Kansas FFA Blog

African Time

Quick review of the day: I woke up a little late, discovered the nearly-Antarctic temperature as I ventured forth to Ag Econ 315, drove out to the Stout Center to feed Noodles the Rope Horse, came back to my dorm to work on Macroeconomics homework, finished an assignment for the speech class that had been canceled, went to the Derb to eat, and capped it all off by visiting the place a friend was boarding her horse at so I could help her when she left for Spring Break. Spring Break. I’ve done a decent amount of things today, but I’ve also spent the whole day thinking about Spring Break. It’s only a week away! But it’s also a whole. Week. Away.
As I got back from my evening feeding of Noodles, I realized just how much time I’d spent thinking about Spring Break. I wasn’t as engaged as I could be class, doing my homework, or even interacting with people, because Spring Break and my plans stayed in the back of my mind. The worst part is that not one second of thinking about Spring Break is going to help it come any faster. I tend to think about the future pretty frequently, and that’s not always a bad thing. But when I stress and obsess about the future I lose focus of what’s in front of me.
Another thing that’s been on my mind recently is the past. I’ve been talking to a lot of friends who worry that because they made questionable decisions in the past, they can’t really move past that point in their lives.
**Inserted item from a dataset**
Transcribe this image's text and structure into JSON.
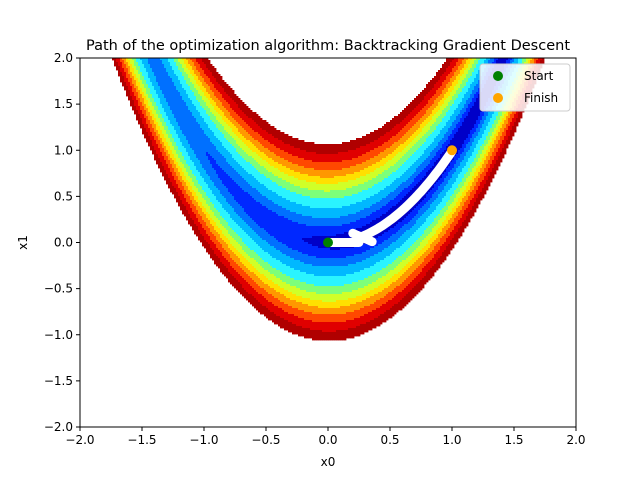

I think we all have our own baggage that we struggle to move past. When we spend time thinking about all the things we’ve done wrong in the past it becomes pretty easy to miss what we’re doing in the moment.
My teammate Katelyn likes the quote “wherever you are, be all there”. For me, our time in South Africa really showed me what it meant to live in the moment. One South African professor who visited with us started a little late, and took the opportunity to say he was on “African Time”. After we asked what that meant, he explained that in African philosophy, the idea of living in the moment was highly valued. “African Time” referred to the tendency of people with this train of thought to be a little early, or a little late, but mostly to never make time a huge deal. This was because they placed such a huge value on the moment they were experiencing at the time.
I think we all need to be a little more comfortable living on “African Time”. We should each value the experiences that happen around us rather than worrying about what’s ahead of us and letting our pasts weigh us down. Whether it means trying not to be so focused on what’s coming or not letting our past experiences hold us back, we should seek to maximize our potential to experience a moment.